Even then, he took the time for one last glance at the red-haired guy. He watched the man pull one of the whores by her waist toward the bar where his coworkers had gone just moments before.
A cold bitter void grew bigger inside Abeo’s guts. Despite not admitting rightfully to himself, he knew why that scene was such a hurtful one for him.
It was a reminder that, deep down inside, he was destined to live a lonely life, as the abomination he was.

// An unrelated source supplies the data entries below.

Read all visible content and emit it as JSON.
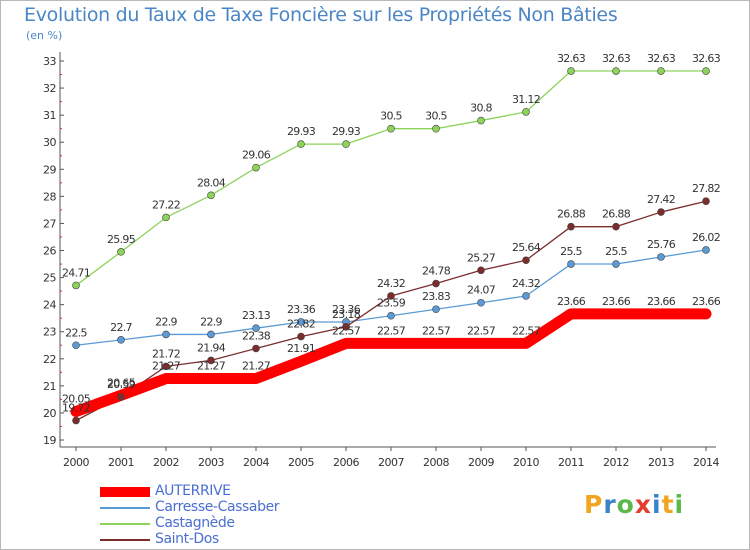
{
  "title": "Evolution du Taux de Taxe Foncière sur les Propriétés Non Bâties",
  "unit": "(en %)",
  "logo": {
    "letters": [
      "P",
      "r",
      "o",
      "x",
      "i",
      "t",
      "i"
    ],
    "colors": [
      "#f2a521",
      "#3b83c9",
      "#5bb84b",
      "#e63b2e",
      "#3b83c9",
      "#f2a521",
      "#5bb84b"
    ]
  },
  "chart_data": {
    "type": "line",
    "x": [
      2000,
      2001,
      2002,
      2003,
      2004,
      2005,
      2006,
      2007,
      2008,
      2009,
      2010,
      2011,
      2012,
      2013,
      2014
    ],
    "ylim": [
      19,
      33
    ],
    "yticks": [
      19,
      20,
      21,
      22,
      23,
      24,
      25,
      26,
      27,
      28,
      29,
      30,
      31,
      32,
      33
    ],
    "grid": false,
    "legend_position": "bottom-left",
    "series": [
      {
        "name": "AUTERRIVE",
        "color": "#ff0000",
        "values": [
          20.05,
          20.65,
          21.27,
          21.27,
          21.27,
          21.91,
          22.57,
          22.57,
          22.57,
          22.57,
          22.57,
          23.66,
          23.66,
          23.66,
          23.66
        ],
        "labels": [
          "20.05",
          "20.65",
          "21.27",
          "21.27",
          "21.27",
          "21.91",
          "22.57",
          "22.57",
          "22.57",
          "22.57",
          "22.57",
          "23.66",
          "23.66",
          "23.66",
          "23.66"
        ]
      },
      {
        "name": "Carresse-Cassaber",
        "color": "#5b9bd5",
        "values": [
          22.5,
          22.7,
          22.9,
          22.9,
          23.13,
          23.36,
          23.36,
          23.59,
          23.83,
          24.07,
          24.32,
          25.5,
          25.5,
          25.76,
          26.02
        ],
        "labels": [
          "22.5",
          "22.7",
          "22.9",
          "22.9",
          "23.13",
          "23.36",
          "23.36",
          "23.59",
          "23.83",
          "24.07",
          "24.32",
          "25.5",
          "25.5",
          "25.76",
          "26.02"
        ]
      },
      {
        "name": "Castagnède",
        "color": "#8cd35a",
        "values": [
          24.71,
          25.95,
          27.22,
          28.04,
          29.06,
          29.93,
          29.93,
          30.5,
          30.5,
          30.8,
          31.12,
          32.63,
          32.63,
          32.63,
          32.63
        ],
        "labels": [
          "24.71",
          "25.95",
          "27.22",
          "28.04",
          "29.06",
          "29.93",
          "29.93",
          "30.5",
          "30.5",
          "30.8",
          "31.12",
          "32.63",
          "32.63",
          "32.63",
          "32.63"
        ]
      },
      {
        "name": "Saint-Dos",
        "color": "#7b2d2d",
        "values": [
          19.72,
          20.59,
          21.72,
          21.94,
          22.38,
          22.82,
          23.18,
          24.32,
          24.78,
          25.27,
          25.64,
          26.88,
          26.88,
          27.42,
          27.82
        ],
        "labels": [
          "19.72",
          "20.59",
          "21.72",
          "21.94",
          "22.38",
          "22.82",
          "23.18",
          "24.32",
          "24.78",
          "25.27",
          "25.64",
          "26.88",
          "26.88",
          "27.42",
          "27.82"
        ]
      }
    ]
  }
}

For all his faults excuses could be made up, but not for this one major flow. Both his father’s and his mother’s religion dictated, his life was doomed in this world as well in the next.
The truck honked again and Abeo ran towards it, the box bounding on his back. He needed to focus. The last thing he needed was for these Brazilians to sense his perversion, or worse, that the red-haired man perceived it.
He was already paid less than the other garbagemen, so what would happen if they discovered his depravation?
This was exactly why he needed to stop thinking about the redhead. The petit Shanumi depended on the money he was scraping. Even as he toiled, he knew it would take months to get enough. She did not have months.
As dawn broke, the driver handed Abeo both a roll of cash as well as a bread roll wrapped up in a plastic bag. He put the money away in an old backpack, headed to the river bank and quickly bathed. As he rushed to his other job, he was trying to guess how much he was being charged for that roll of bread and whether he really needed that or not. Not that they’d given him a choice.
Saving his little sister was Abeo’s top priority. Nevertheless, he often caught himself wondering if he’d ever catch another glimpse of the handsome redheaded man with all the tattoos.
****
Meanwhile, a United States Colonel entered his expensive hotel room on the other side of Manaus. When the phone rang, the Colonel recognized the number from his superior officer in DC.
“Colonel Walker, we analyzed your reports. Are both your targets still in Manaus?”
“Yes, sir!”
His superior responded, “You’re authorized to pursue.”
“Sir, projections of Brazilian casualties are expected to be massive, especially if we try to apprehend both of them at the same time.”
“We’ll work it out. Don’t fuck this up, Colonel. If you do, it’s on you.”
“Understood, sir!”
Walker ineffectively set the AC even cooler. With a confident smile, the Colonel fell into his chair. With a bit of luck, capturing these two men would be his ticket back home.